Former PM adviser says Camila Batmanghelidjh was the victim of a 'conspiracy'

Steve Hilton, an adviser to David Cameron when he was in Downing Street, tells The Sunday Times that the Kids Company founder was a 'poster child for the big society' and as such was attacked by the civil service and the media

Steve Hilton
Steve Hilton

Camila Batmanghelidjh, the founder and former chief executive of Kids Company, became a victim of attacks on the big society agenda that ultimately led to the closure of the charity, according to a former Number 10 adviser.

Steve Hilton, who was an adviser to David Cameron when he was Prime Minister and who is credited with coming up with the big society agenda, made the comments as part of an interview with Batmanghelidjh [subscription required], published in The Sunday Times newspaper yesterday.

Hilton said he felt that Batmanghelidjh had been treated unfairly by sections of the civil service and the media, which contributed to the charity’s demise.

"She was seen as a poster child for the big society," he said. "And that was a conscious decision on our part. As a result, she became a victim of attacks on the big society from the civil service and the media.

"I do think there was a conspiracy. Not an organised one, but among parts of the establishment that she threatened."

In the article, Batmanghelidjh reiterated her view that there was conspiracy to bring her down and refused to take any blame for the charity’s demise.

She said she would not apologise for spending the charity’s money on "buying the kids nice things".

"You can’t have a consumer society driven by brands and say that these children can’t have it," she said. "In the ghetto, they rely on material goods for self-esteem."

Kids Company closed abruptly in 2015 amid allegations of financial mismanagement.

A report by the Public Administration and Constitutional Affairs Committee, which was published in February last year, raised concerns about the trustees’ ignoring of repeated warnings about the charity’s financial health, the suitability of its programmes and the behaviour of staff members.

It said trustees’ "negligent financial management" rendered the charity unable to survive when allegations of sexual abuse made last August caused several philanthropists to withdraw donations they had pledged.

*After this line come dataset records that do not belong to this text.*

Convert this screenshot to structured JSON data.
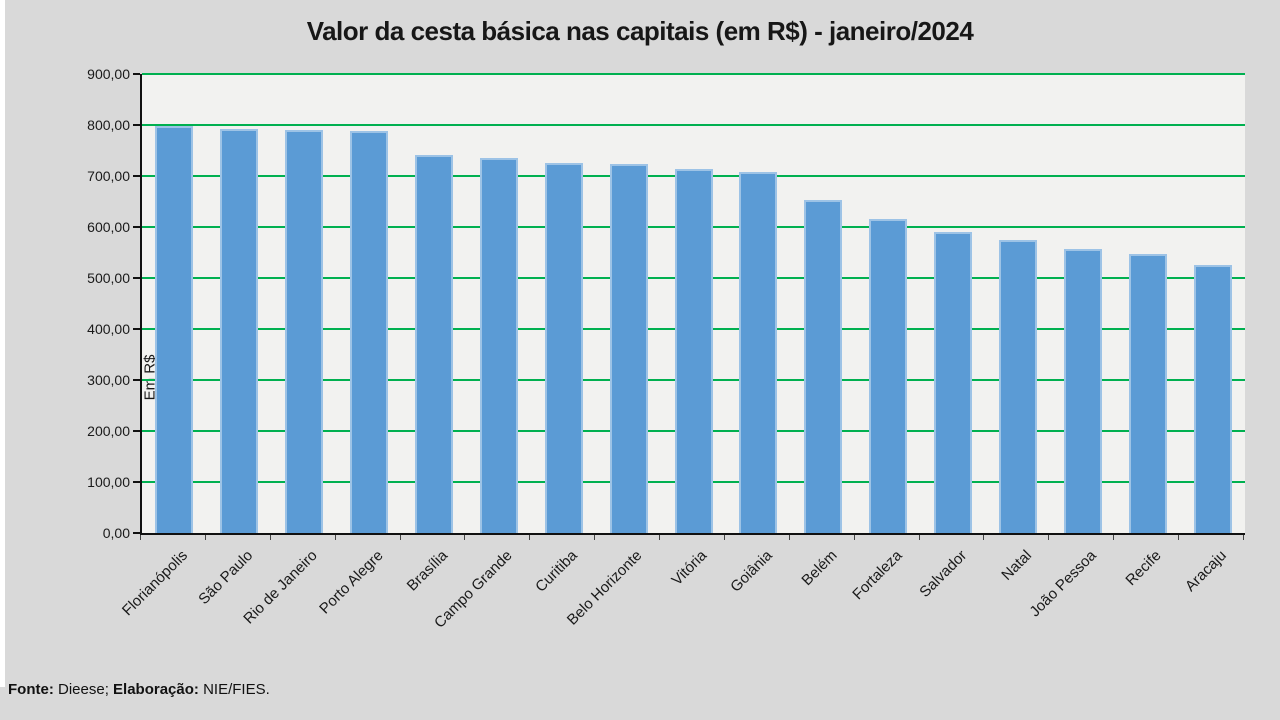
{
  "page": {
    "background": "#d9d9d9",
    "footer": {
      "source_label": "Fonte:",
      "source_value": " Dieese; ",
      "elaboration_label": "Elaboração:",
      "elaboration_value": " NIE/FIES."
    }
  },
  "chart_data": {
    "type": "bar",
    "title": "Valor da cesta básica nas capitais (em R$) - janeiro/2024",
    "xlabel": "",
    "ylabel": "Em R$",
    "categories": [
      "Florianópolis",
      "São Paulo",
      "Rio de Janeiro",
      "Porto Alegre",
      "Brasília",
      "Campo Grande",
      "Curitiba",
      "Belo Horizonte",
      "Vitória",
      "Goiânia",
      "Belém",
      "Fortaleza",
      "Salvador",
      "Natal",
      "João Pessoa",
      "Recife",
      "Aracaju"
    ],
    "values": [
      798,
      793,
      791,
      789,
      742,
      736,
      726,
      723,
      714,
      707,
      652,
      616,
      590,
      574,
      557,
      548,
      526
    ],
    "ylim": [
      0,
      900
    ],
    "ytick_values": [
      0,
      100,
      200,
      300,
      400,
      500,
      600,
      700,
      800,
      900
    ],
    "ytick_labels": [
      "0,00",
      "100,00",
      "200,00",
      "300,00",
      "400,00",
      "500,00",
      "600,00",
      "700,00",
      "800,00",
      "900,00"
    ],
    "grid": "horizontal",
    "legend": "none",
    "colors": {
      "bar_fill": "#5B9BD5",
      "bar_border": "#9DC3E6",
      "gridline": "#00B050",
      "plot_background": "#F2F2F0",
      "page_background": "#D9D9D9",
      "axis": "#111111",
      "text": "#1A1A1A"
    }
  }
}
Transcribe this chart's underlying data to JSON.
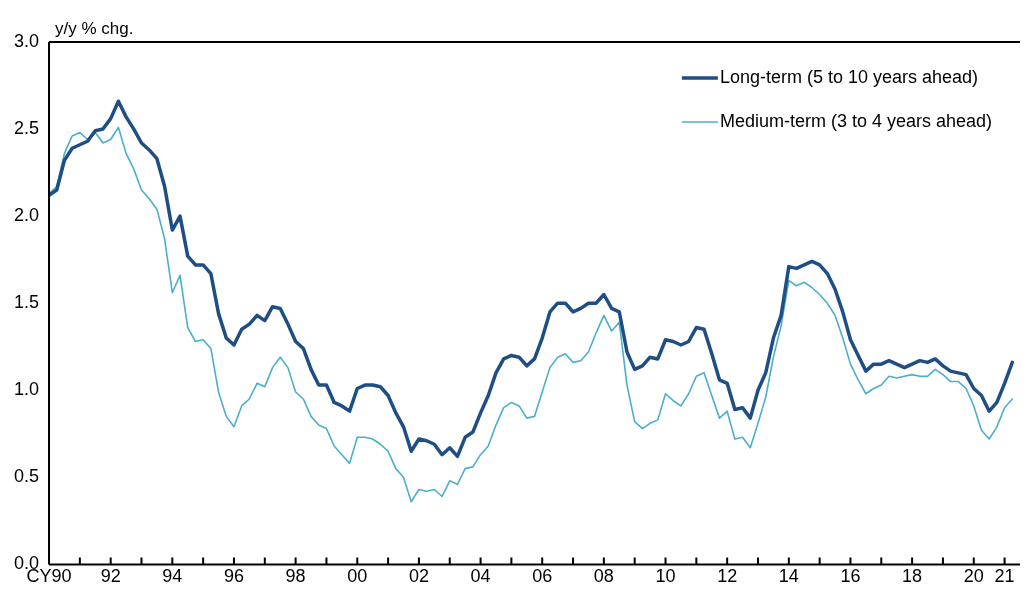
{
  "chart_data": {
    "type": "line",
    "ylabel": "y/y % chg.",
    "xlim": [
      1990,
      2021.5
    ],
    "xticks": [
      {
        "value": 1990,
        "label": "CY90"
      },
      {
        "value": 1991,
        "label": null
      },
      {
        "value": 1992,
        "label": "92"
      },
      {
        "value": 1993,
        "label": null
      },
      {
        "value": 1994,
        "label": "94"
      },
      {
        "value": 1995,
        "label": null
      },
      {
        "value": 1996,
        "label": "96"
      },
      {
        "value": 1997,
        "label": null
      },
      {
        "value": 1998,
        "label": "98"
      },
      {
        "value": 1999,
        "label": null
      },
      {
        "value": 2000,
        "label": "00"
      },
      {
        "value": 2001,
        "label": null
      },
      {
        "value": 2002,
        "label": "02"
      },
      {
        "value": 2003,
        "label": null
      },
      {
        "value": 2004,
        "label": "04"
      },
      {
        "value": 2005,
        "label": null
      },
      {
        "value": 2006,
        "label": "06"
      },
      {
        "value": 2007,
        "label": null
      },
      {
        "value": 2008,
        "label": "08"
      },
      {
        "value": 2009,
        "label": null
      },
      {
        "value": 2010,
        "label": "10"
      },
      {
        "value": 2011,
        "label": null
      },
      {
        "value": 2012,
        "label": "12"
      },
      {
        "value": 2013,
        "label": null
      },
      {
        "value": 2014,
        "label": "14"
      },
      {
        "value": 2015,
        "label": null
      },
      {
        "value": 2016,
        "label": "16"
      },
      {
        "value": 2017,
        "label": null
      },
      {
        "value": 2018,
        "label": "18"
      },
      {
        "value": 2019,
        "label": null
      },
      {
        "value": 2020,
        "label": "20"
      },
      {
        "value": 2021,
        "label": "21"
      }
    ],
    "ylim": [
      0,
      3
    ],
    "yticks": [
      {
        "value": 0,
        "label": "0.0"
      },
      {
        "value": 0.5,
        "label": "0.5"
      },
      {
        "value": 1,
        "label": "1.0"
      },
      {
        "value": 1.5,
        "label": "1.5"
      },
      {
        "value": 2,
        "label": "2.0"
      },
      {
        "value": 2.5,
        "label": "2.5"
      },
      {
        "value": 3,
        "label": "3.0"
      }
    ],
    "x": [
      1990,
      1990.25,
      1990.5,
      1990.75,
      1991,
      1991.25,
      1991.5,
      1991.75,
      1992,
      1992.25,
      1992.5,
      1992.75,
      1993,
      1993.25,
      1993.5,
      1993.75,
      1994,
      1994.25,
      1994.5,
      1994.75,
      1995,
      1995.25,
      1995.5,
      1995.75,
      1996,
      1996.25,
      1996.5,
      1996.75,
      1997,
      1997.25,
      1997.5,
      1997.75,
      1998,
      1998.25,
      1998.5,
      1998.75,
      1999,
      1999.25,
      1999.5,
      1999.75,
      2000,
      2000.25,
      2000.5,
      2000.75,
      2001,
      2001.25,
      2001.5,
      2001.75,
      2002,
      2002.25,
      2002.5,
      2002.75,
      2003,
      2003.25,
      2003.5,
      2003.75,
      2004,
      2004.25,
      2004.5,
      2004.75,
      2005,
      2005.25,
      2005.5,
      2005.75,
      2006,
      2006.25,
      2006.5,
      2006.75,
      2007,
      2007.25,
      2007.5,
      2007.75,
      2008,
      2008.25,
      2008.5,
      2008.75,
      2009,
      2009.25,
      2009.5,
      2009.75,
      2010,
      2010.25,
      2010.5,
      2010.75,
      2011,
      2011.25,
      2011.5,
      2011.75,
      2012,
      2012.25,
      2012.5,
      2012.75,
      2013,
      2013.25,
      2013.5,
      2013.75,
      2014,
      2014.25,
      2014.5,
      2014.75,
      2015,
      2015.25,
      2015.5,
      2015.75,
      2016,
      2016.25,
      2016.5,
      2016.75,
      2017,
      2017.25,
      2017.5,
      2017.75,
      2018,
      2018.25,
      2018.5,
      2018.75,
      2019,
      2019.25,
      2019.5,
      2019.75,
      2020,
      2020.25,
      2020.5,
      2020.75,
      2021,
      2021.25
    ],
    "series": [
      {
        "name": "Long-term (5 to 10 years ahead)",
        "color": "#1f4e85",
        "values": [
          2.12,
          2.15,
          2.32,
          2.39,
          2.41,
          2.43,
          2.49,
          2.5,
          2.56,
          2.66,
          2.57,
          2.5,
          2.42,
          2.38,
          2.33,
          2.17,
          1.92,
          2.0,
          1.77,
          1.72,
          1.72,
          1.67,
          1.44,
          1.3,
          1.26,
          1.35,
          1.38,
          1.43,
          1.4,
          1.48,
          1.47,
          1.38,
          1.28,
          1.24,
          1.12,
          1.03,
          1.03,
          0.93,
          0.91,
          0.88,
          1.01,
          1.03,
          1.03,
          1.02,
          0.97,
          0.87,
          0.79,
          0.65,
          0.72,
          0.71,
          0.69,
          0.63,
          0.67,
          0.62,
          0.73,
          0.76,
          0.87,
          0.97,
          1.1,
          1.18,
          1.2,
          1.19,
          1.14,
          1.18,
          1.3,
          1.45,
          1.5,
          1.5,
          1.45,
          1.47,
          1.5,
          1.5,
          1.55,
          1.47,
          1.45,
          1.22,
          1.12,
          1.14,
          1.19,
          1.18,
          1.29,
          1.28,
          1.26,
          1.28,
          1.36,
          1.35,
          1.21,
          1.06,
          1.04,
          0.89,
          0.9,
          0.84,
          1.0,
          1.1,
          1.3,
          1.43,
          1.71,
          1.7,
          1.72,
          1.74,
          1.72,
          1.67,
          1.58,
          1.45,
          1.29,
          1.2,
          1.11,
          1.15,
          1.15,
          1.17,
          1.15,
          1.13,
          1.15,
          1.17,
          1.16,
          1.18,
          1.14,
          1.11,
          1.1,
          1.09,
          1.01,
          0.97,
          0.88,
          0.93,
          1.04,
          1.16
        ]
      },
      {
        "name": "Medium-term (3 to 4 years ahead)",
        "color": "#4bafc8",
        "values": [
          2.13,
          2.17,
          2.36,
          2.46,
          2.48,
          2.44,
          2.48,
          2.42,
          2.44,
          2.51,
          2.36,
          2.27,
          2.15,
          2.1,
          2.04,
          1.87,
          1.56,
          1.66,
          1.36,
          1.28,
          1.29,
          1.24,
          0.99,
          0.85,
          0.79,
          0.91,
          0.95,
          1.04,
          1.02,
          1.13,
          1.19,
          1.13,
          0.99,
          0.95,
          0.85,
          0.8,
          0.78,
          0.68,
          0.63,
          0.58,
          0.73,
          0.73,
          0.72,
          0.69,
          0.65,
          0.55,
          0.5,
          0.36,
          0.43,
          0.42,
          0.43,
          0.39,
          0.48,
          0.46,
          0.55,
          0.56,
          0.63,
          0.68,
          0.8,
          0.9,
          0.93,
          0.91,
          0.84,
          0.85,
          0.99,
          1.13,
          1.19,
          1.21,
          1.16,
          1.17,
          1.22,
          1.33,
          1.43,
          1.34,
          1.39,
          1.03,
          0.82,
          0.78,
          0.81,
          0.83,
          0.98,
          0.94,
          0.91,
          0.98,
          1.08,
          1.1,
          0.97,
          0.84,
          0.88,
          0.72,
          0.73,
          0.67,
          0.81,
          0.96,
          1.19,
          1.37,
          1.63,
          1.6,
          1.62,
          1.59,
          1.55,
          1.5,
          1.43,
          1.3,
          1.15,
          1.06,
          0.98,
          1.01,
          1.03,
          1.08,
          1.07,
          1.08,
          1.09,
          1.08,
          1.08,
          1.12,
          1.09,
          1.05,
          1.05,
          1.01,
          0.91,
          0.77,
          0.72,
          0.79,
          0.9,
          0.95
        ]
      }
    ],
    "legend": "top right",
    "grid": false,
    "marker": "none",
    "line_style": "solid"
  }
}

A Metropolitan Police Service investigation found no evidence of abuse at the charity.

The Insolvency Service is pursuing disqualification proceedings against Batmanghelidjh and the former trustees of Kids Company.

The trustees issued a statement earlier this month that said they "wholly rejected" the allegation that they were running an unsustainable business model and would "robustly defend" the proceedings being brought against them.